Die weiße Rose (Eine Legende)

In jener Zeit, als das Christkind geboren und der heilige Joseph durch die Warnung des Engels mit Maria und dem Kind auf der Flucht war, legten sie unterwegs eine Rastpause ein.

Die Mutter Maria wusch die Windeln in einem kleinen Fluss und hängte sie zum Trocknen über die Hecken der wilden Rose, welche als Abgrenzung um die Schafweiden in dichten Reihen standen.

Siehe da! Als sie die Windeln abnahm, verspürte sie von den Hecken einen angenehmen Duft herkommen, und sie sah: Kleine kissenartige Pölsterchen waren unter den Windeln gewachsen. Bis zur heutigen Stunde nennt man im Volksmund diese Verdickungen „Muttergotteskissen“.
Sankt Joseph nahm Maria und setzte sie wieder auf den Esel und gab ihr das Jesuskind in den Arm.
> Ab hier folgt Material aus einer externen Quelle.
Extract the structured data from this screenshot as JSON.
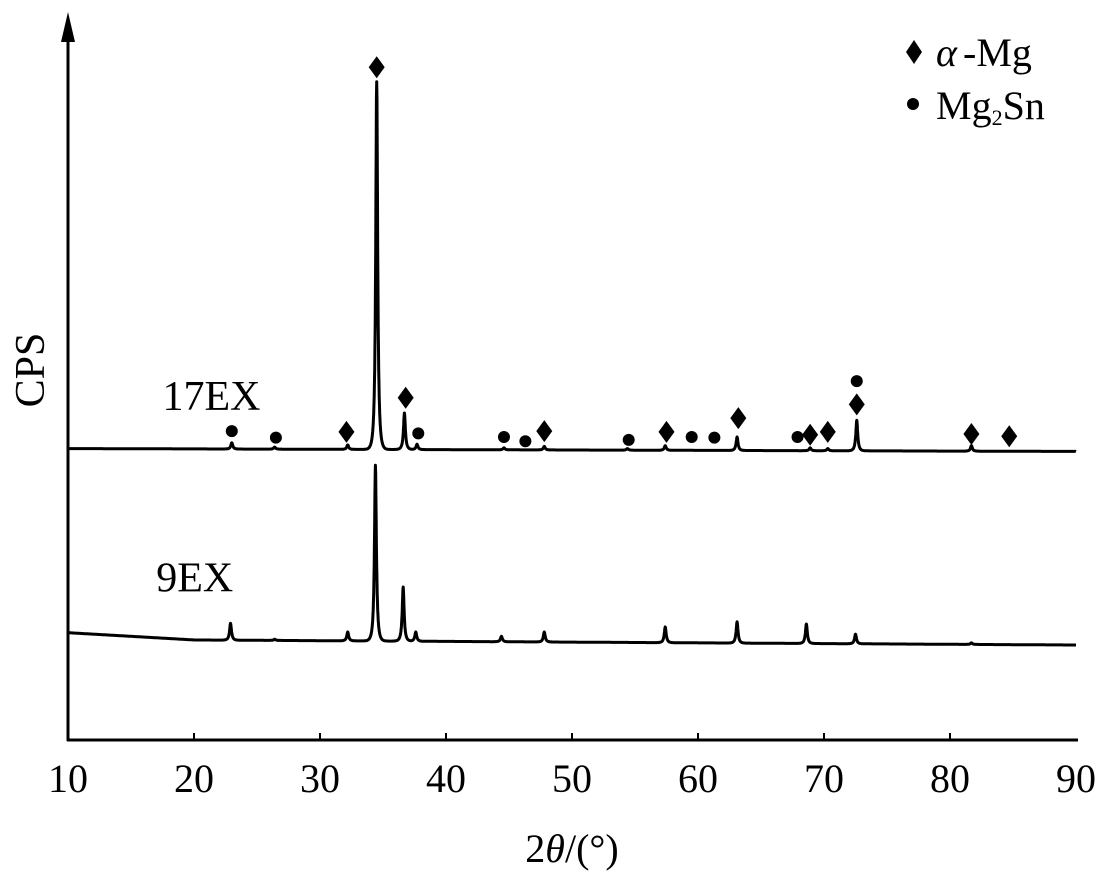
{
  "chart_data": {
    "type": "line",
    "title": "",
    "xlabel": {
      "prefix": "2",
      "symbol": "θ",
      "suffix": "/(°)"
    },
    "ylabel": "CPS",
    "xlim": [
      10,
      90
    ],
    "ylim": [
      0,
      100
    ],
    "y_units": "arbitrary (CPS, no tick labels)",
    "xticks": [
      10,
      20,
      30,
      40,
      50,
      60,
      70,
      80,
      90
    ],
    "grid": false,
    "legend": {
      "placement": "top-right",
      "entries": [
        {
          "marker": "diamond",
          "symbol": "α",
          "text": "-Mg"
        },
        {
          "marker": "circle",
          "base": "Mg",
          "sub": "2",
          "rest": "Sn"
        }
      ]
    },
    "series": [
      {
        "name": "17EX",
        "baseline": [
          [
            10,
            40.2
          ],
          [
            90,
            39.8
          ]
        ],
        "peaks": [
          {
            "x": 23.0,
            "y": 41.0
          },
          {
            "x": 26.4,
            "y": 40.4
          },
          {
            "x": 32.2,
            "y": 40.7
          },
          {
            "x": 34.5,
            "y": 90.8
          },
          {
            "x": 36.7,
            "y": 45.1
          },
          {
            "x": 37.7,
            "y": 40.8
          },
          {
            "x": 44.6,
            "y": 40.3
          },
          {
            "x": 47.8,
            "y": 40.5
          },
          {
            "x": 54.4,
            "y": 40.2
          },
          {
            "x": 57.4,
            "y": 40.6
          },
          {
            "x": 63.1,
            "y": 41.8
          },
          {
            "x": 68.9,
            "y": 40.3
          },
          {
            "x": 70.3,
            "y": 40.2
          },
          {
            "x": 72.6,
            "y": 44.1
          },
          {
            "x": 81.7,
            "y": 40.6
          }
        ]
      },
      {
        "name": "9EX",
        "baseline": [
          [
            10,
            14.8
          ],
          [
            20,
            13.8
          ],
          [
            90,
            13.1
          ]
        ],
        "peaks": [
          {
            "x": 22.9,
            "y": 16.1
          },
          {
            "x": 26.4,
            "y": 13.9
          },
          {
            "x": 32.2,
            "y": 14.9
          },
          {
            "x": 34.4,
            "y": 37.9
          },
          {
            "x": 36.6,
            "y": 21.1
          },
          {
            "x": 37.6,
            "y": 14.9
          },
          {
            "x": 44.4,
            "y": 14.3
          },
          {
            "x": 47.8,
            "y": 14.9
          },
          {
            "x": 57.4,
            "y": 15.6
          },
          {
            "x": 63.1,
            "y": 16.3
          },
          {
            "x": 68.6,
            "y": 16.0
          },
          {
            "x": 72.5,
            "y": 14.6
          },
          {
            "x": 81.7,
            "y": 13.4
          }
        ]
      }
    ],
    "series_labels": [
      {
        "text": "17EX",
        "x": 17.5,
        "y": 45.5
      },
      {
        "text": "9EX",
        "x": 17.0,
        "y": 20.5
      }
    ],
    "phase_markers": [
      {
        "x": 23.0,
        "y": 42.6,
        "phase": "Mg2Sn"
      },
      {
        "x": 26.5,
        "y": 41.7,
        "phase": "Mg2Sn"
      },
      {
        "x": 32.1,
        "y": 42.5,
        "phase": "α-Mg"
      },
      {
        "x": 34.5,
        "y": 92.8,
        "phase": "α-Mg"
      },
      {
        "x": 36.8,
        "y": 47.2,
        "phase": "α-Mg"
      },
      {
        "x": 37.8,
        "y": 42.3,
        "phase": "Mg2Sn"
      },
      {
        "x": 44.6,
        "y": 41.8,
        "phase": "Mg2Sn"
      },
      {
        "x": 46.3,
        "y": 41.2,
        "phase": "Mg2Sn"
      },
      {
        "x": 47.8,
        "y": 42.6,
        "phase": "α-Mg"
      },
      {
        "x": 54.5,
        "y": 41.4,
        "phase": "Mg2Sn"
      },
      {
        "x": 57.5,
        "y": 42.5,
        "phase": "α-Mg"
      },
      {
        "x": 59.5,
        "y": 41.8,
        "phase": "Mg2Sn"
      },
      {
        "x": 61.3,
        "y": 41.7,
        "phase": "Mg2Sn"
      },
      {
        "x": 63.2,
        "y": 44.4,
        "phase": "α-Mg"
      },
      {
        "x": 67.9,
        "y": 41.8,
        "phase": "Mg2Sn"
      },
      {
        "x": 68.9,
        "y": 42.1,
        "phase": "α-Mg"
      },
      {
        "x": 70.3,
        "y": 42.5,
        "phase": "α-Mg"
      },
      {
        "x": 72.6,
        "y": 46.3,
        "phase": "α-Mg"
      },
      {
        "x": 72.6,
        "y": 49.5,
        "phase": "Mg2Sn"
      },
      {
        "x": 81.7,
        "y": 42.2,
        "phase": "α-Mg"
      },
      {
        "x": 84.7,
        "y": 41.9,
        "phase": "α-Mg"
      }
    ]
  }
}
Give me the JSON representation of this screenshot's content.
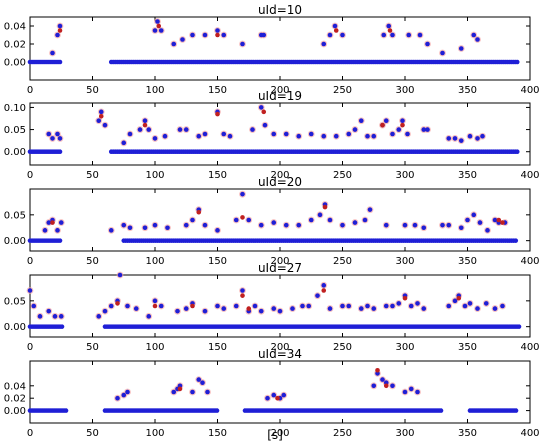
{
  "figure": {
    "xlabel": "[s]"
  },
  "colors": {
    "blue": "#1f1fd6",
    "red": "#c02020",
    "pink": "#f3a6a6",
    "axis": "#000000"
  },
  "chart_data": [
    {
      "type": "scatter",
      "title": "uId=10",
      "xlim": [
        0,
        400
      ],
      "ylim": [
        -0.02,
        0.05
      ],
      "xticks": [
        "0",
        "50",
        "100",
        "150",
        "200",
        "250",
        "300",
        "350",
        "400"
      ],
      "yticks": [
        "0.00",
        "0.02",
        "0.04"
      ],
      "ytick_values": [
        0,
        0.02,
        0.04
      ],
      "baseline_segments": [
        [
          0,
          25
        ],
        [
          65,
          390
        ]
      ],
      "peaks": [
        [
          18,
          0.01
        ],
        [
          22,
          0.03
        ],
        [
          24,
          0.04
        ],
        [
          100,
          0.035
        ],
        [
          102,
          0.045
        ],
        [
          105,
          0.035
        ],
        [
          115,
          0.02
        ],
        [
          122,
          0.025
        ],
        [
          130,
          0.03
        ],
        [
          140,
          0.03
        ],
        [
          150,
          0.035
        ],
        [
          155,
          0.03
        ],
        [
          170,
          0.02
        ],
        [
          185,
          0.03
        ],
        [
          187,
          0.03
        ],
        [
          235,
          0.02
        ],
        [
          240,
          0.03
        ],
        [
          244,
          0.04
        ],
        [
          250,
          0.03
        ],
        [
          283,
          0.03
        ],
        [
          287,
          0.04
        ],
        [
          290,
          0.03
        ],
        [
          303,
          0.03
        ],
        [
          312,
          0.03
        ],
        [
          318,
          0.02
        ],
        [
          330,
          0.01
        ],
        [
          345,
          0.015
        ],
        [
          355,
          0.03
        ],
        [
          358,
          0.025
        ]
      ],
      "red_markers": [
        [
          24,
          0.035
        ],
        [
          103,
          0.04
        ],
        [
          150,
          0.03
        ],
        [
          245,
          0.035
        ],
        [
          288,
          0.035
        ]
      ]
    },
    {
      "type": "scatter",
      "title": "uId=19",
      "xlim": [
        0,
        400
      ],
      "ylim": [
        -0.03,
        0.11
      ],
      "xticks": [
        "0",
        "50",
        "100",
        "150",
        "200",
        "250",
        "300",
        "350",
        "400"
      ],
      "yticks": [
        "0.00",
        "0.05",
        "0.10"
      ],
      "ytick_values": [
        0,
        0.05,
        0.1
      ],
      "baseline_segments": [
        [
          0,
          25
        ],
        [
          65,
          390
        ]
      ],
      "peaks": [
        [
          15,
          0.04
        ],
        [
          18,
          0.03
        ],
        [
          22,
          0.04
        ],
        [
          24,
          0.03
        ],
        [
          55,
          0.07
        ],
        [
          57,
          0.09
        ],
        [
          60,
          0.06
        ],
        [
          75,
          0.02
        ],
        [
          80,
          0.04
        ],
        [
          88,
          0.05
        ],
        [
          92,
          0.07
        ],
        [
          95,
          0.05
        ],
        [
          100,
          0.03
        ],
        [
          108,
          0.035
        ],
        [
          120,
          0.05
        ],
        [
          125,
          0.05
        ],
        [
          135,
          0.035
        ],
        [
          140,
          0.04
        ],
        [
          150,
          0.09
        ],
        [
          155,
          0.04
        ],
        [
          160,
          0.035
        ],
        [
          178,
          0.05
        ],
        [
          185,
          0.1
        ],
        [
          188,
          0.06
        ],
        [
          195,
          0.04
        ],
        [
          205,
          0.04
        ],
        [
          215,
          0.035
        ],
        [
          225,
          0.04
        ],
        [
          235,
          0.035
        ],
        [
          245,
          0.035
        ],
        [
          255,
          0.04
        ],
        [
          260,
          0.05
        ],
        [
          265,
          0.07
        ],
        [
          270,
          0.035
        ],
        [
          275,
          0.035
        ],
        [
          282,
          0.06
        ],
        [
          285,
          0.07
        ],
        [
          290,
          0.04
        ],
        [
          295,
          0.05
        ],
        [
          298,
          0.07
        ],
        [
          302,
          0.04
        ],
        [
          315,
          0.05
        ],
        [
          318,
          0.05
        ],
        [
          335,
          0.03
        ],
        [
          340,
          0.03
        ],
        [
          345,
          0.025
        ],
        [
          352,
          0.035
        ],
        [
          358,
          0.03
        ],
        [
          362,
          0.035
        ]
      ],
      "red_markers": [
        [
          57,
          0.08
        ],
        [
          92,
          0.06
        ],
        [
          150,
          0.085
        ],
        [
          187,
          0.09
        ],
        [
          282,
          0.06
        ],
        [
          298,
          0.06
        ]
      ]
    },
    {
      "type": "scatter",
      "title": "uId=20",
      "xlim": [
        0,
        400
      ],
      "ylim": [
        -0.02,
        0.1
      ],
      "xticks": [
        "0",
        "50",
        "100",
        "150",
        "200",
        "250",
        "300",
        "350",
        "400"
      ],
      "yticks": [
        "0.00",
        "0.05"
      ],
      "ytick_values": [
        0,
        0.05
      ],
      "baseline_segments": [
        [
          0,
          25
        ],
        [
          75,
          390
        ]
      ],
      "peaks": [
        [
          12,
          0.02
        ],
        [
          15,
          0.035
        ],
        [
          18,
          0.04
        ],
        [
          22,
          0.02
        ],
        [
          25,
          0.035
        ],
        [
          65,
          0.02
        ],
        [
          75,
          0.03
        ],
        [
          80,
          0.025
        ],
        [
          92,
          0.025
        ],
        [
          100,
          0.03
        ],
        [
          110,
          0.025
        ],
        [
          125,
          0.03
        ],
        [
          130,
          0.04
        ],
        [
          135,
          0.06
        ],
        [
          140,
          0.03
        ],
        [
          150,
          0.02
        ],
        [
          165,
          0.04
        ],
        [
          170,
          0.09
        ],
        [
          175,
          0.04
        ],
        [
          185,
          0.03
        ],
        [
          195,
          0.035
        ],
        [
          205,
          0.03
        ],
        [
          215,
          0.03
        ],
        [
          225,
          0.04
        ],
        [
          232,
          0.05
        ],
        [
          236,
          0.07
        ],
        [
          240,
          0.04
        ],
        [
          250,
          0.03
        ],
        [
          260,
          0.035
        ],
        [
          268,
          0.04
        ],
        [
          272,
          0.06
        ],
        [
          285,
          0.03
        ],
        [
          300,
          0.03
        ],
        [
          308,
          0.03
        ],
        [
          315,
          0.025
        ],
        [
          330,
          0.03
        ],
        [
          335,
          0.03
        ],
        [
          345,
          0.025
        ],
        [
          350,
          0.04
        ],
        [
          355,
          0.05
        ],
        [
          360,
          0.035
        ],
        [
          366,
          0.02
        ],
        [
          372,
          0.04
        ],
        [
          375,
          0.035
        ],
        [
          380,
          0.035
        ]
      ],
      "red_markers": [
        [
          18,
          0.035
        ],
        [
          135,
          0.055
        ],
        [
          170,
          0.045
        ],
        [
          236,
          0.065
        ],
        [
          375,
          0.04
        ],
        [
          378,
          0.035
        ]
      ]
    },
    {
      "type": "scatter",
      "title": "uId=27",
      "xlim": [
        0,
        400
      ],
      "ylim": [
        -0.02,
        0.1
      ],
      "xticks": [
        "0",
        "50",
        "100",
        "150",
        "200",
        "250",
        "300",
        "350",
        "400"
      ],
      "yticks": [
        "0.00",
        "0.05"
      ],
      "ytick_values": [
        0,
        0.05
      ],
      "baseline_segments": [
        [
          0,
          27
        ],
        [
          60,
          392
        ]
      ],
      "peaks": [
        [
          0,
          0.07
        ],
        [
          3,
          0.04
        ],
        [
          8,
          0.02
        ],
        [
          15,
          0.03
        ],
        [
          20,
          0.02
        ],
        [
          25,
          0.02
        ],
        [
          55,
          0.02
        ],
        [
          60,
          0.03
        ],
        [
          65,
          0.04
        ],
        [
          70,
          0.05
        ],
        [
          72,
          0.1
        ],
        [
          78,
          0.04
        ],
        [
          85,
          0.035
        ],
        [
          95,
          0.02
        ],
        [
          100,
          0.05
        ],
        [
          105,
          0.04
        ],
        [
          118,
          0.03
        ],
        [
          125,
          0.035
        ],
        [
          130,
          0.045
        ],
        [
          140,
          0.03
        ],
        [
          150,
          0.04
        ],
        [
          155,
          0.035
        ],
        [
          165,
          0.04
        ],
        [
          170,
          0.07
        ],
        [
          175,
          0.03
        ],
        [
          180,
          0.04
        ],
        [
          185,
          0.03
        ],
        [
          195,
          0.035
        ],
        [
          200,
          0.03
        ],
        [
          210,
          0.035
        ],
        [
          218,
          0.04
        ],
        [
          223,
          0.04
        ],
        [
          230,
          0.06
        ],
        [
          235,
          0.08
        ],
        [
          240,
          0.035
        ],
        [
          250,
          0.04
        ],
        [
          255,
          0.04
        ],
        [
          265,
          0.035
        ],
        [
          270,
          0.04
        ],
        [
          275,
          0.035
        ],
        [
          285,
          0.04
        ],
        [
          290,
          0.04
        ],
        [
          295,
          0.045
        ],
        [
          300,
          0.06
        ],
        [
          305,
          0.04
        ],
        [
          310,
          0.045
        ],
        [
          315,
          0.035
        ],
        [
          335,
          0.04
        ],
        [
          340,
          0.05
        ],
        [
          343,
          0.06
        ],
        [
          348,
          0.04
        ],
        [
          352,
          0.045
        ],
        [
          358,
          0.035
        ],
        [
          365,
          0.045
        ],
        [
          372,
          0.035
        ],
        [
          378,
          0.04
        ]
      ],
      "red_markers": [
        [
          70,
          0.045
        ],
        [
          100,
          0.04
        ],
        [
          130,
          0.04
        ],
        [
          170,
          0.06
        ],
        [
          175,
          0.035
        ],
        [
          235,
          0.07
        ],
        [
          300,
          0.055
        ],
        [
          343,
          0.055
        ]
      ]
    },
    {
      "type": "scatter",
      "title": "uId=34",
      "xlim": [
        0,
        400
      ],
      "ylim": [
        -0.02,
        0.08
      ],
      "xticks": [
        "0",
        "50",
        "100",
        "150",
        "200",
        "250",
        "300",
        "350",
        "400"
      ],
      "yticks": [
        "0.00",
        "0.02",
        "0.04"
      ],
      "ytick_values": [
        0,
        0.02,
        0.04
      ],
      "baseline_segments": [
        [
          0,
          30
        ],
        [
          60,
          150
        ],
        [
          172,
          330
        ],
        [
          352,
          390
        ]
      ],
      "peaks": [
        [
          70,
          0.02
        ],
        [
          75,
          0.025
        ],
        [
          78,
          0.03
        ],
        [
          115,
          0.03
        ],
        [
          118,
          0.035
        ],
        [
          120,
          0.04
        ],
        [
          130,
          0.03
        ],
        [
          135,
          0.05
        ],
        [
          138,
          0.045
        ],
        [
          142,
          0.03
        ],
        [
          190,
          0.02
        ],
        [
          195,
          0.025
        ],
        [
          200,
          0.02
        ],
        [
          203,
          0.025
        ],
        [
          275,
          0.04
        ],
        [
          278,
          0.06
        ],
        [
          282,
          0.05
        ],
        [
          285,
          0.045
        ],
        [
          290,
          0.04
        ],
        [
          300,
          0.03
        ],
        [
          305,
          0.035
        ],
        [
          310,
          0.03
        ]
      ],
      "red_markers": [
        [
          120,
          0.035
        ],
        [
          198,
          0.02
        ],
        [
          278,
          0.065
        ],
        [
          285,
          0.04
        ]
      ]
    }
  ]
}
Maria drückte es herzvoll an ihre Brust und hüllte es in ihren blauen Mantel ein. Weiter ging der Marsch. Am späten Nachmittag erreichten sie eine Schafherde. Ihr Hüter, ein zehnjähriger Junge, saß auf einem Stein und spielte lustige Töne auf einer selbst gebauten Flöte. Joseph hielt inne und fragte den Kleinen, ob es denn noch weit bis zum nächsten Ort sei.

„Oh nein“, antwortete der Hütejunge, „gleich hinter dem Hügel dort befinden sich mehrere Wohnstätten.“ Gleich rechts am Wege, am ersten Haus, da mögen sie klopfen. Dort wohnten Leute, zu denen sie gehen könnten. Der kleine Hirte stand wie geblendet, denn was er erblickte, hatte er noch niemals gesehen. Ein heller leuchtender Schein umgab die junge Mutter mit dem Kind. Sie öffnete den Mantel, und heraus blickte ein wunderschönes Kind, welches ihm holdselig entgegenlächelte. Danach setzte sich der kleine Trupp weiter in Bewegung: Der Mann, der an einem Strick den Esel führte, auf welchem die Mutter mit dem Kinde saß. So schnell ihn seine Füße trugen, lief der kleine Hirte zur Wohnstatt der Eltern.

„Mutter Rachel, Mutter Rachel!“, rief er erregt, „es kommen Leute, ein Mann mit Bart und ein Esel, und auf dem Esel sitzt eine Frau mit einem gar wundersamen Kind. Sie leuchten so hell wie die Sonne! Bitte, bitte gib ihnen Nachtberge, lass sie bei uns eine Bleibe haben.“ Und Mutter Rachel deckte den Tisch, sie holte Brotfladen und Schafskäse herbei und eine Kanne mit Schafsmilch. Inzwischen war die heilige Familie angelangt, und Mutter Rachel bewirtete sie. Der Hütejunge schaute immer wieder das Kind an, und abermals lächelte ihm das Kind entgegen. Von einem unsagbaren Glücksgefühl ergriffen, begab er sich zu seiner Herde zurück. Auch am anderen Tage lief er zwischendurch hin und wieder flugs nach Hause, er sehnte sich nach dem Anblick des Kindes. Jedes Mal, wenn er es ansah, schenkte ihm dieses ein Lächeln, was ihn so froh machte.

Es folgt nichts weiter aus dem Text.